We need to talk to each other everywhere; in malls, on buses, in the town square and the parks about exactly what it is like to be invalidated, controlled, mocked, ridiculed, observed and assessed. We need to share the experience of having these stupid conversations with the doctors, in their little cubicles, where they decide in ten minutes if something we have said is going to be evaluated as another "sign" signalling them that more forced drugging is in order, or even worse now, ''preventive'' drugging in case one of us may decide to go stark raving mad in the FUTURE and imagine we are being abused by some pillar of the community.

We need to point out that whatever we say is believed to be in need of "interpretation" and that it is generally done without any input or debate from us as we are considered to be unable to understand our own minds, lives and experiences without having someone to tell us what we mean; whether we want it "interpreted" or not.

We need to take the jargon back and expose it's meaning and also to use a language of difference, which can not be used in ambiguous abstraction and therefore be confused with conventional psychiatry. It has to be something concrete enough so that they won't want it because it can't be used in ambiguous ways.

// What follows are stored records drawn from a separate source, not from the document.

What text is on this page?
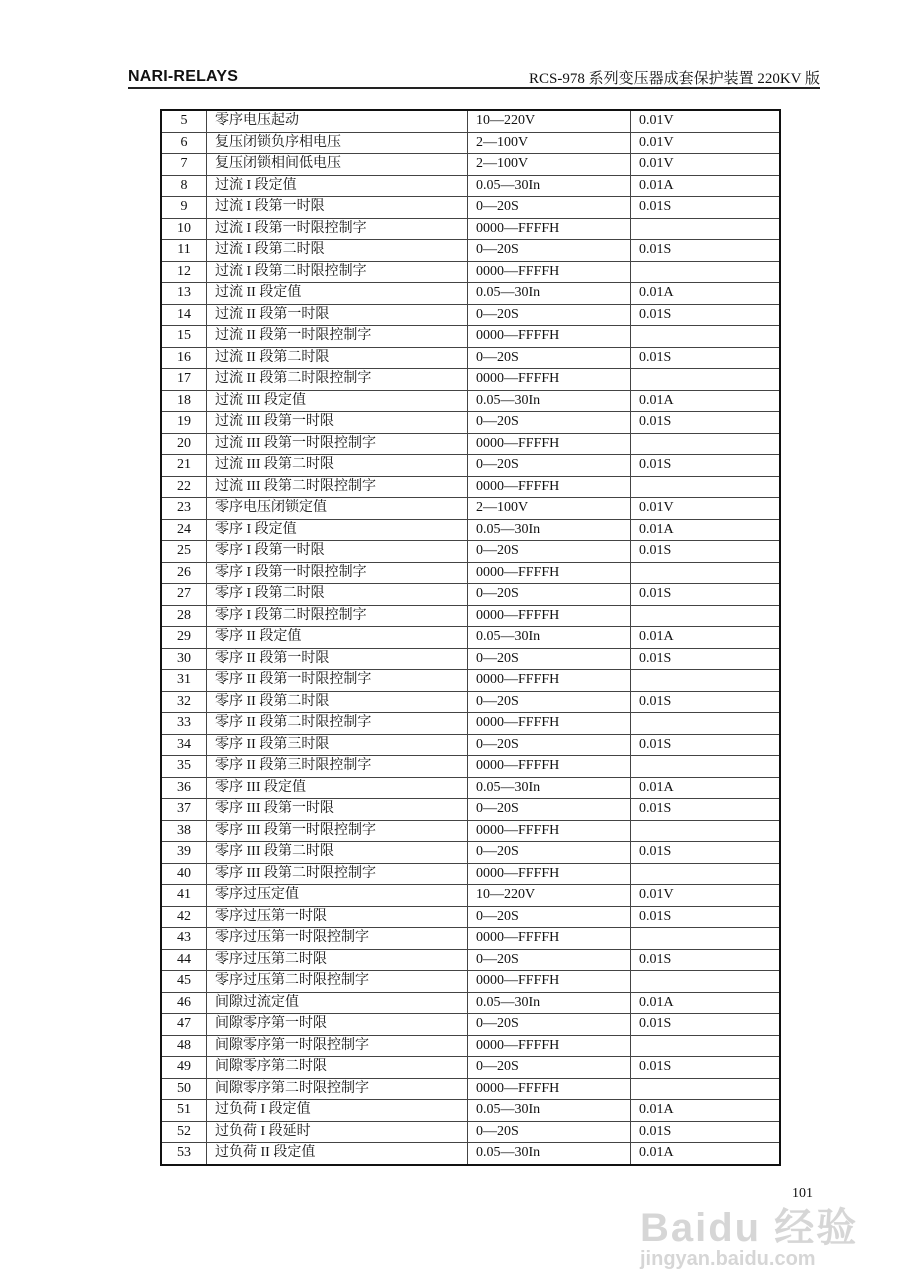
NARI-RELAYS	RCS-978 系列变压器成套保护装置 220KV 版
5	零序电压起动	10—220V	0.01V
6	复压闭锁负序相电压	2—100V	0.01V
7	复压闭锁相间低电压	2—100V	0.01V
8	过流 I 段定值	0.05—30In	0.01A
9	过流 I 段第一时限	0—20S	0.01S
10	过流 I 段第一时限控制字	0000—FFFFH	
11	过流 I 段第二时限	0—20S	0.01S
12	过流 I 段第二时限控制字	0000—FFFFH	
13	过流 II 段定值	0.05—30In	0.01A
14	过流 II 段第一时限	0—20S	0.01S
15	过流 II 段第一时限控制字	0000—FFFFH	
16	过流 II 段第二时限	0—20S	0.01S
17	过流 II 段第二时限控制字	0000—FFFFH	
18	过流 III 段定值	0.05—30In	0.01A
19	过流 III 段第一时限	0—20S	0.01S
20	过流 III 段第一时限控制字	0000—FFFFH	
21	过流 III 段第二时限	0—20S	0.01S
22	过流 III 段第二时限控制字	0000—FFFFH	
23	零序电压闭锁定值	2—100V	0.01V
24	零序 I 段定值	0.05—30In	0.01A
25	零序 I 段第一时限	0—20S	0.01S
26	零序 I 段第一时限控制字	0000—FFFFH	
27	零序 I 段第二时限	0—20S	0.01S
28	零序 I 段第二时限控制字	0000—FFFFH	
29	零序 II 段定值	0.05—30In	0.01A
30	零序 II 段第一时限	0—20S	0.01S
31	零序 II 段第一时限控制字	0000—FFFFH	
32	零序 II 段第二时限	0—20S	0.01S
33	零序 II 段第二时限控制字	0000—FFFFH	
34	零序 II 段第三时限	0—20S	0.01S
35	零序 II 段第三时限控制字	0000—FFFFH	
36	零序 III 段定值	0.05—30In	0.01A
37	零序 III 段第一时限	0—20S	0.01S
38	零序 III 段第一时限控制字	0000—FFFFH	
39	零序 III 段第二时限	0—20S	0.01S
40	零序 III 段第二时限控制字	0000—FFFFH	
41	零序过压定值	10—220V	0.01V
42	零序过压第一时限	0—20S	0.01S
43	零序过压第一时限控制字	0000—FFFFH	
44	零序过压第二时限	0—20S	0.01S
45	零序过压第二时限控制字	0000—FFFFH	
46	间隙过流定值	0.05—30In	0.01A
47	间隙零序第一时限	0—20S	0.01S
48	间隙零序第一时限控制字	0000—FFFFH	
49	间隙零序第二时限	0—20S	0.01S
50	间隙零序第二时限控制字	0000—FFFFH	
51	过负荷 I 段定值	0.05—30In	0.01A
52	过负荷 I 段延时	0—20S	0.01S
53	过负荷 II 段定值	0.05—30In	0.01A
101
Baidu 经验
jingyan.baidu.com
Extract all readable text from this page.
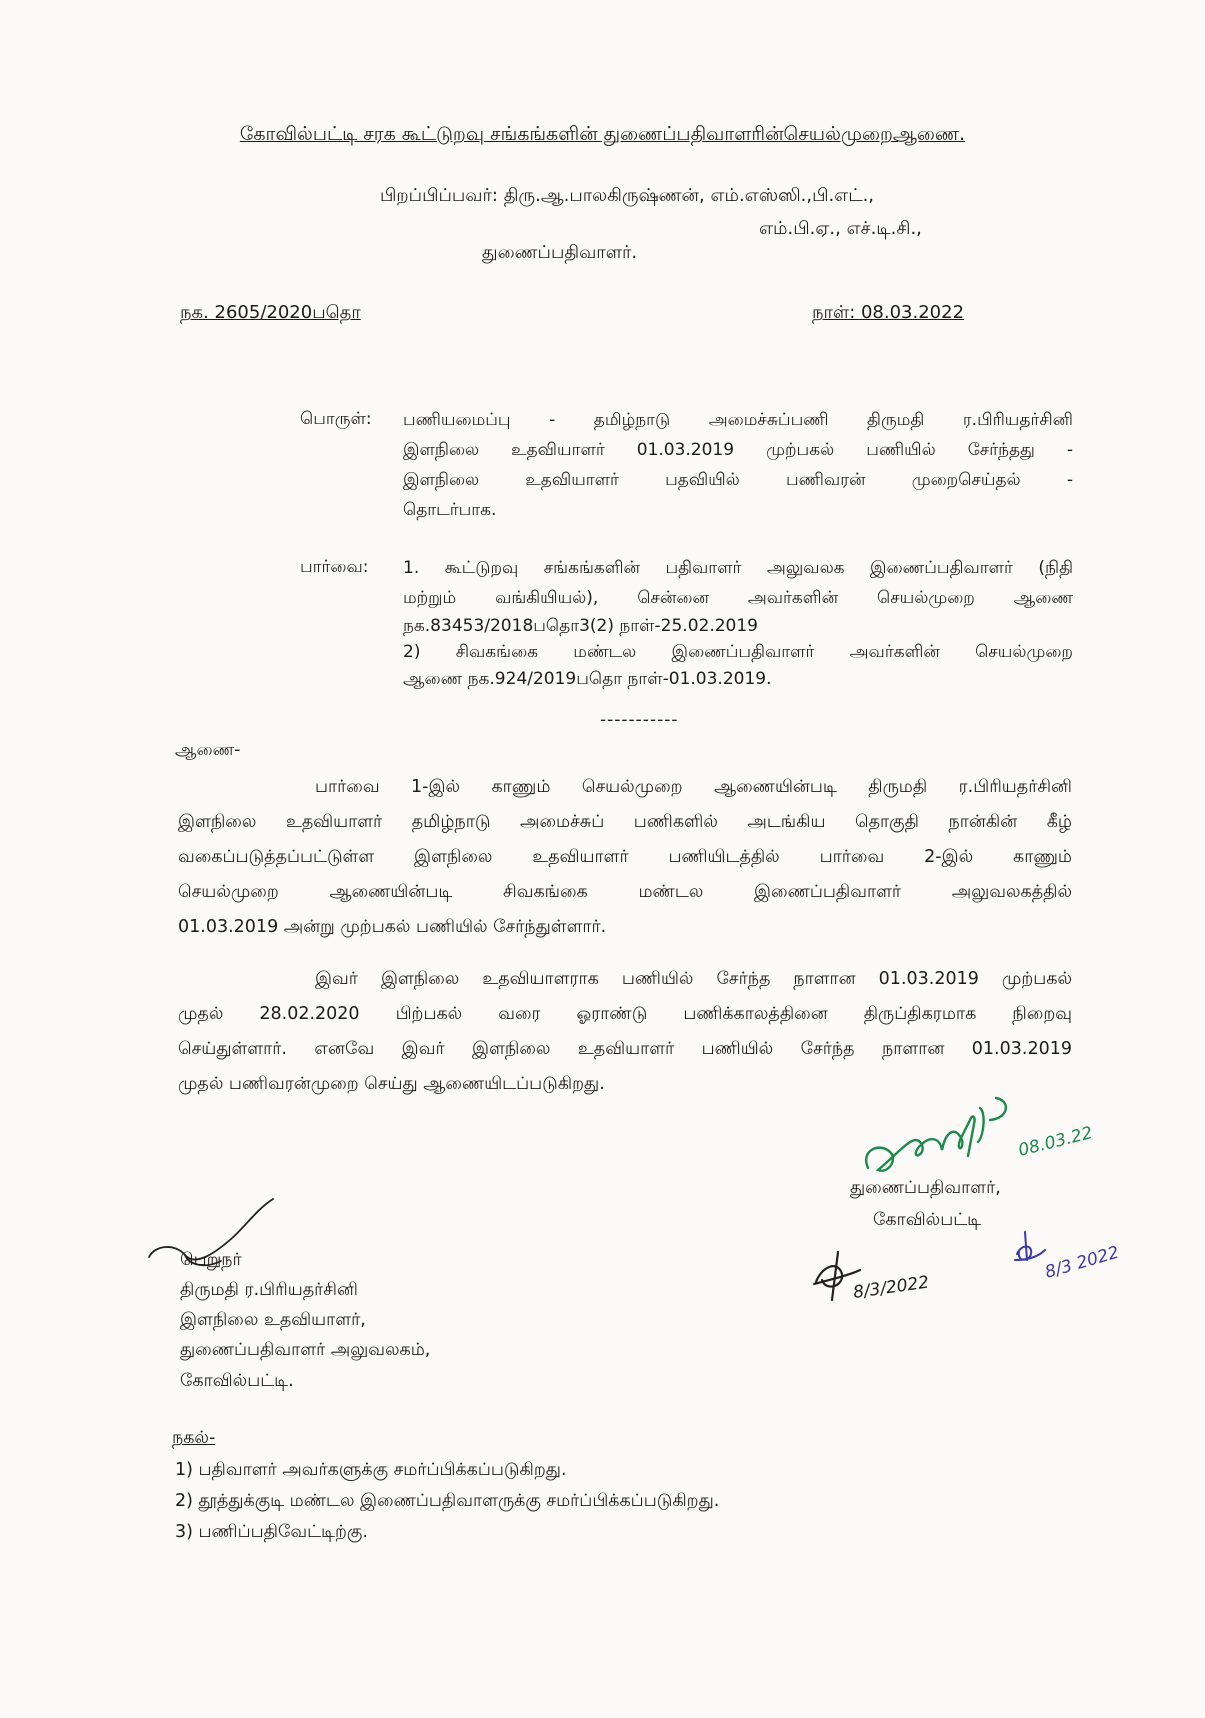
கோவில்பட்டி சரக கூட்டுறவு சங்கங்களின் துணைப்பதிவாளரின்செயல்முறைஆணை.
பிறப்பிப்பவர்: திரு.ஆ.பாலகிருஷ்ணன், எம்.எஸ்ஸி.,பி.எட்.,
எம்.பி.ஏ., எச்.டி.சி.,
துணைப்பதிவாளர்.
நக. 2605/2020பதொ	நாள்: 08.03.2022
பொருள்: பணியமைப்பு - தமிழ்நாடு அமைச்சுப்பணி திருமதி ர.பிரியதர்சினி
இளநிலை உதவியாளர் 01.03.2019 முற்பகல் பணியில் சேர்ந்தது -
இளநிலை உதவியாளர் பதவியில் பணிவரன் முறைசெய்தல் -
தொடர்பாக.
பார்வை: 1. கூட்டுறவு சங்கங்களின் பதிவாளர் அலுவலக இணைப்பதிவாளர் (நிதி
மற்றும் வங்கியியல்), சென்னை அவர்களின் செயல்முறை ஆணை
நக.83453/2018பதொ3(2) நாள்-25.02.2019
2) சிவகங்கை மண்டல இணைப்பதிவாளர் அவர்களின் செயல்முறை
ஆணை நக.924/2019பதொ நாள்-01.03.2019.
-----------
ஆணை-
பார்வை 1-இல் காணும் செயல்முறை ஆணையின்படி திருமதி ர.பிரியதர்சினி
இளநிலை உதவியாளர் தமிழ்நாடு அமைச்சுப் பணிகளில் அடங்கிய தொகுதி நான்கின் கீழ்
வகைப்படுத்தப்பட்டுள்ள இளநிலை உதவியாளர் பணியிடத்தில் பார்வை 2-இல் காணும்
செயல்முறை ஆணையின்படி சிவகங்கை மண்டல இணைப்பதிவாளர் அலுவலகத்தில்
01.03.2019 அன்று முற்பகல் பணியில் சேர்ந்துள்ளார்.
இவர் இளநிலை உதவியாளராக பணியில் சேர்ந்த நாளான 01.03.2019 முற்பகல்
முதல் 28.02.2020 பிற்பகல் வரை ஓராண்டு பணிக்காலத்தினை திருப்திகரமாக நிறைவு
செய்துள்ளார். எனவே இவர் இளநிலை உதவியாளர் பணியில் சேர்ந்த நாளான 01.03.2019
முதல் பணிவரன்முறை செய்து ஆணையிடப்படுகிறது.
08.03.22
துணைப்பதிவாளர்,
கோவில்பட்டி
8/3/2022
8/3 2022
பெறுநர்
திருமதி ர.பிரியதர்சினி
இளநிலை உதவியாளர்,
துணைப்பதிவாளர் அலுவலகம்,
கோவில்பட்டி.
நகல்-
1) பதிவாளர் அவர்களுக்கு சமர்ப்பிக்கப்படுகிறது.
2) தூத்துக்குடி மண்டல இணைப்பதிவாளருக்கு சமர்ப்பிக்கப்படுகிறது.
3) பணிப்பதிவேட்டிற்கு.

If the alternate system can't be called anti-psychiatry or reform because they are too vague or there is not enough agreement, what could one be called in concrete terms and what is a base mission statement that would clearly define it? It requires a mission statement with a premise of meaning and action and an end goal in mind which sits on the same point. The mandala, or circle, or Pi form is a necessity.

The mission statement could incorporate believing in the possibility and goal of full recovery and wellness, without the use of drugs or a labelling system. It could be about promoting human equality, mutual respect, and personal empowerment of individuals who are also part of a psycho-spiritual community. (not one OR the other as is often the case in dysfunction) We need the basis of this therapy to be equality of being; nothing more and nothing less. It has to be the principle that matters, not the personalities, the status or the title. No more powerful/powerless relationship models.

We need to stop wondering if it is possible for everyone to be well and off drugs and just start AIMING for it as if it were a given. It is the goal that matters. How close we get to it may be a matter of individual strength, ability, and the willingness to complete the trip. Whether or not an individual decides to, or is ABLE, to go the distance should be an individual matter and an individual choice and should not affect the destination as a goal in any way.

We all need to be able to do this in a safe and supportive environment. I think it should be planned as a likely six to eight week residential withdrawal and renewal process. Maybe we could call the new system "Equalizing Therapy": talking and listening our way to collective harmony, while highly valuing our individuation at the same time. A therapy for the planet, rather than for ''us'' as opposed to ''them.'' For as ''we'' understand it, ''they'' need therapy as much, if not often more, than ''we'' do.